Butter Chicken

I love Indian food, and I have been working on learning the spices and how to blend them.  It is a lot of work, but I am starting to believe it is worth it.  Here is a test of butter chicken, so I can one day make it quick and easy in my rice cooker.   Sometimes you want too much to fit in the cooker so out comes the cast iron dutch oven.

Marinate the chicken.

  • chicken I’ve been on a wings kick.
  • ginger garlic paste Fresh ginger if you have it.
  • more garlic 3-4 big toes
  • 1 tbsp salt
  • Spices
    • 1 tsp turmeric powder
    • 1 tbsp 3 chili blend
    • 2 tsp “mild curry” powder ( a blend from the store)
    • 1 tsp fresh ground black pepper.
  • 1 cup whole milk “greek style” yogurt with active cultures.
chicken marinade

Put it all in a bowl and leave sit as long as you can 3-4 hours minimum.

Make a Garam Masala

  • Green cardamon pods
  • fenugreek methi seeds
  • Fennel seeds
  • cinnamon stick
  • whole cloves
  • ginger powder
  • nutmeg
  • paprika
  • turmeric powder
  • ground black pepper
  • 3 chili blend

grind all the spices in a mortar and pestle leaving the cinnamon stick whole.   Once the garam masala is ready bloom the spices in the dry cast iron pot on medium high.  This is a bit non traditional as you would normally toast the spices and then blend them in a spice grinder.    After I toasted them ground spices I added butter, ghee and the onions and fresh garlic.

bloom the masala

Add the tomatoes and chilis

I would have preferred fresh chilis like Serrano  but only had canned jalapenos, so I just used more and some Rotel to boot.

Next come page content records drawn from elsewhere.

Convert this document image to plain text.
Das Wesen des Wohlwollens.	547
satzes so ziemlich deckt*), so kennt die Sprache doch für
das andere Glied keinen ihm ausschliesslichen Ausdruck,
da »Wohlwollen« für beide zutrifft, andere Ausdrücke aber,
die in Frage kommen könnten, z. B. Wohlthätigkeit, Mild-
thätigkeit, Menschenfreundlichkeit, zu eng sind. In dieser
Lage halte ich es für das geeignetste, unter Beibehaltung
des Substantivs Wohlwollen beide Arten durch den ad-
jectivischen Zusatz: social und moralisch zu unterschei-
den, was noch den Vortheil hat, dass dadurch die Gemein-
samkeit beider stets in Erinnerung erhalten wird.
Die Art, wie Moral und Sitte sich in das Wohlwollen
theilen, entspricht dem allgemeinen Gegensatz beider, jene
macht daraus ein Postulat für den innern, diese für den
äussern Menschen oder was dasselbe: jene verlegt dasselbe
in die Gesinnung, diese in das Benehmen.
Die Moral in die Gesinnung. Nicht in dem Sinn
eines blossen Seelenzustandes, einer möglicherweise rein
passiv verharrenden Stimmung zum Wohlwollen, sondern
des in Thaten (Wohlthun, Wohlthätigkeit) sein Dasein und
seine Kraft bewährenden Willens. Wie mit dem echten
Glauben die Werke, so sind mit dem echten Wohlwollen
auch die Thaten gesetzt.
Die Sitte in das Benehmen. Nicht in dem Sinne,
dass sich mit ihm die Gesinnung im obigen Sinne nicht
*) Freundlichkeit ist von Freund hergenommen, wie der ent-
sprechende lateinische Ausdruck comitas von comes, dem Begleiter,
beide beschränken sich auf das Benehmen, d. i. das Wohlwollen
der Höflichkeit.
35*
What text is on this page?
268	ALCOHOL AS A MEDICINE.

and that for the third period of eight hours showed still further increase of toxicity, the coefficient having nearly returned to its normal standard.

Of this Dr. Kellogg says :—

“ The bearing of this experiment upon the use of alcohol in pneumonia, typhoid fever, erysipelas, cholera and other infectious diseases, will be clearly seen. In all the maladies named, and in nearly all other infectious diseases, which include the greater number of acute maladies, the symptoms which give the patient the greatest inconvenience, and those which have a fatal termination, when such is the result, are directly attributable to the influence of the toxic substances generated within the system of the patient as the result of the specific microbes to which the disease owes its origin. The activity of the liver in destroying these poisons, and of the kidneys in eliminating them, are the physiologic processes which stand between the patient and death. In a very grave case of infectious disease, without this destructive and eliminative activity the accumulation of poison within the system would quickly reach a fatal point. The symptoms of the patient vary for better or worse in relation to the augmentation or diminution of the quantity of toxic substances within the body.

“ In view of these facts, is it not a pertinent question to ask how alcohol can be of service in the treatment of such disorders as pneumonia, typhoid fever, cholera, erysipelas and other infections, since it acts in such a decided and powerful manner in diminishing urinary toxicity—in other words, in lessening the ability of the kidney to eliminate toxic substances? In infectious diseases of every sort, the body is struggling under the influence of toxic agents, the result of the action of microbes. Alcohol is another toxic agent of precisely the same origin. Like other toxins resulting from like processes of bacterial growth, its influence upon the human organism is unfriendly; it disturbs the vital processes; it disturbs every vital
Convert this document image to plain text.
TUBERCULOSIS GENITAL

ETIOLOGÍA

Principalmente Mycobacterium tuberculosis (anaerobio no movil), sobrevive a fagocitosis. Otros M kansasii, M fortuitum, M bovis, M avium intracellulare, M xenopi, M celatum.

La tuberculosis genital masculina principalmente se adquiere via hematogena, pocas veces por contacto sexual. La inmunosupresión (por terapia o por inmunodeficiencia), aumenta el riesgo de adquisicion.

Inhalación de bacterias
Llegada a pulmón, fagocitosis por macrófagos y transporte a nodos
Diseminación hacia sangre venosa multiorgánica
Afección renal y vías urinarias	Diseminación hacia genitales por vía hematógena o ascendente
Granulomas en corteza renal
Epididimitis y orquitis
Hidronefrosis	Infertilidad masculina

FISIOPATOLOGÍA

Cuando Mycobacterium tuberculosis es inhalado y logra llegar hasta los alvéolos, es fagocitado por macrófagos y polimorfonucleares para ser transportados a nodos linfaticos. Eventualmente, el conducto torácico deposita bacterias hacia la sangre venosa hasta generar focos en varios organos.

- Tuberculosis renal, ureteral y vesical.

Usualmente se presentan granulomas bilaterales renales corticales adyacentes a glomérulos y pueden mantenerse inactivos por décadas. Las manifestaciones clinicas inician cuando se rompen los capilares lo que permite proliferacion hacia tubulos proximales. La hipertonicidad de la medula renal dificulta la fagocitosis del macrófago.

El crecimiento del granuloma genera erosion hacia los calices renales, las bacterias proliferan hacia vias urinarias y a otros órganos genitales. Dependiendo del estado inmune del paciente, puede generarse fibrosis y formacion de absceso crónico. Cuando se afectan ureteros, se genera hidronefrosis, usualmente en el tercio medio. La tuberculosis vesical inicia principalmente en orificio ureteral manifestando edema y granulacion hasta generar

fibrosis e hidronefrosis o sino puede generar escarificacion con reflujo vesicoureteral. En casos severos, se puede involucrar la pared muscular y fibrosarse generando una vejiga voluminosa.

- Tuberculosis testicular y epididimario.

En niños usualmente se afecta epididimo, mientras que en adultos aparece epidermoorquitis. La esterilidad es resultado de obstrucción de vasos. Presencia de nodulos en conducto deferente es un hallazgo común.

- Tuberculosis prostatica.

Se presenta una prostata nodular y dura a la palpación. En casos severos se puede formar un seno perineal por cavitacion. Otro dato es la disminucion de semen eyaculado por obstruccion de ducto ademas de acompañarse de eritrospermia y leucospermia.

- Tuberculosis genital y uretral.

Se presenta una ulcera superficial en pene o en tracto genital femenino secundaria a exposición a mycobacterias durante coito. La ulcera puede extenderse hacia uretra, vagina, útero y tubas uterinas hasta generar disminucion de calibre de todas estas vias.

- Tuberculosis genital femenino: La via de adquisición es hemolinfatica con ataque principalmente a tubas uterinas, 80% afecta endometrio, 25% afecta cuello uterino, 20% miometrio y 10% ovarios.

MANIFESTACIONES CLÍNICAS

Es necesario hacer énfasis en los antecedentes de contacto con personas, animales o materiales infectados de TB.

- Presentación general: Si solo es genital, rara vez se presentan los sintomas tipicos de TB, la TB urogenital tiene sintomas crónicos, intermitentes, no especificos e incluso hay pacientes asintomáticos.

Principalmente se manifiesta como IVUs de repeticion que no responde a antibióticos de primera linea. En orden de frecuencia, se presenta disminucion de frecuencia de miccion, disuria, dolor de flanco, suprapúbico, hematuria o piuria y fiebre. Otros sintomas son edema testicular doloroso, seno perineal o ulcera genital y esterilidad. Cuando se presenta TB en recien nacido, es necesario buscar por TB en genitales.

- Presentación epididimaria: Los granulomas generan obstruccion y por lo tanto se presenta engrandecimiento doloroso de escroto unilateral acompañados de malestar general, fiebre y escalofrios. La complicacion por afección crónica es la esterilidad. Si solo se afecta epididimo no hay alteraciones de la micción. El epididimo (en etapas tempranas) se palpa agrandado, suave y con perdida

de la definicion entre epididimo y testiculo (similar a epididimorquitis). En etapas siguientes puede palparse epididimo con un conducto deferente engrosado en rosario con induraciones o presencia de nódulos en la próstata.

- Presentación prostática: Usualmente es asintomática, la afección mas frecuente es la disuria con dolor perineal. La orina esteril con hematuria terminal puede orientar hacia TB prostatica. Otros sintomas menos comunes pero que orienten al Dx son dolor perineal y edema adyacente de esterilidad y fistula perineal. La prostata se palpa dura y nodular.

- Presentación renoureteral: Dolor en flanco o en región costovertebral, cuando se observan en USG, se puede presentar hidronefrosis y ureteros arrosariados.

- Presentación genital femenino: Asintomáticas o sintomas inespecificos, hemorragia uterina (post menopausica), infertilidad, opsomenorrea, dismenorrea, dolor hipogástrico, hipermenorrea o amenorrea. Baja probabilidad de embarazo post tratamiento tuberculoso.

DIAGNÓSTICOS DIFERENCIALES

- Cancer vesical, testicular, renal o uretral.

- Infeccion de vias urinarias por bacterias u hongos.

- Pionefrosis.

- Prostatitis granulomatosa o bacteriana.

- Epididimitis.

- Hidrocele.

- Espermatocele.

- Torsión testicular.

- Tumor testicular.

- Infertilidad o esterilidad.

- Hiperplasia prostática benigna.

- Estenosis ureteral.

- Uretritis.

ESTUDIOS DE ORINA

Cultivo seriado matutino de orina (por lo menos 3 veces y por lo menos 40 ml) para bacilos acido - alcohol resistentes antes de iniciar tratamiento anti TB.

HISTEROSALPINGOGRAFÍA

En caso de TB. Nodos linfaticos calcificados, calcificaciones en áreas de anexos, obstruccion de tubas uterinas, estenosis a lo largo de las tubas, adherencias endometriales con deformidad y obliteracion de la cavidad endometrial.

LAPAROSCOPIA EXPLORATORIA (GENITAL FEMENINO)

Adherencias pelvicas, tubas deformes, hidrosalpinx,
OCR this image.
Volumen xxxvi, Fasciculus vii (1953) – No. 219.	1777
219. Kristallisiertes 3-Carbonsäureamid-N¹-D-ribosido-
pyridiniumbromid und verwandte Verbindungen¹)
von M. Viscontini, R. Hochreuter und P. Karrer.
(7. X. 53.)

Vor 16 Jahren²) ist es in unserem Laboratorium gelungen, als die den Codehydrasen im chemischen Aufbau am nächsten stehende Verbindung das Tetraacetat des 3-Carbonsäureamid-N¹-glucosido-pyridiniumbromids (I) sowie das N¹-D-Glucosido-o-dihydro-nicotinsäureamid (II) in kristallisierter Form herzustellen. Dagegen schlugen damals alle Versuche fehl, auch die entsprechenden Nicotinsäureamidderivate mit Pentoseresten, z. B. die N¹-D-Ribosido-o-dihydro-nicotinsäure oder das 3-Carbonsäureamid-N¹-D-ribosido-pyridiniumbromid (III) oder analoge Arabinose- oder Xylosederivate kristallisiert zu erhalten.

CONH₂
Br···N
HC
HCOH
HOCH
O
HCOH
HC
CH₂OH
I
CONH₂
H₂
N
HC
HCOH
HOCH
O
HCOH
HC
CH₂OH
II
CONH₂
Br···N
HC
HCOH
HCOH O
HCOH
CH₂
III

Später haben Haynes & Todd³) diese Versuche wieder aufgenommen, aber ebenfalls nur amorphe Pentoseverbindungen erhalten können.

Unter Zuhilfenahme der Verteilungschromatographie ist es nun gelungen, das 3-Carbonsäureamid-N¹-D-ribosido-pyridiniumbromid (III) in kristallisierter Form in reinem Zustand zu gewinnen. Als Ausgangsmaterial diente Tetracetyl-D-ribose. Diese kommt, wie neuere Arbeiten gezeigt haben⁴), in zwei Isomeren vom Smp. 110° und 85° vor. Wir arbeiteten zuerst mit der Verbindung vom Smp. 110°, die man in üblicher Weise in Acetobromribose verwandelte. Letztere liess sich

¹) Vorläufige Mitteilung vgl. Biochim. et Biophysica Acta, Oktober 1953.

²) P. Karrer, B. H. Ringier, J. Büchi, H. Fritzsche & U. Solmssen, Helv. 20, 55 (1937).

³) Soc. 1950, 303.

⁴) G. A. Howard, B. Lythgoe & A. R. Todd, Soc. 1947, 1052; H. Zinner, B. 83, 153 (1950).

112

  • two cans of roasted tomatoes
  • 1 can of Rotel
  • 1 onion and more garlic added in the step above but listed here.
butter chicken sauce in progress

Brown the chicken

I browned the chicken to get a little texture on it.  It could have used more.

browned chicken in marinade

Finalize the dish

I took a stick blender to the sauce which simmered for about an hour while the rice pot cooked rice and I browned the chicken.    I did not strain the sauce either.        I added the partially cooked chicken and 1 small head of cauliflower and cooked for about 20 minutes until the chicken was cooked through and the cauliflower was fork tender but not mushy.    The final step was 2 tbsp of butter a and 1 cup of half n half to make creamy.   I may switch to coconut milk in the future which is an alternative.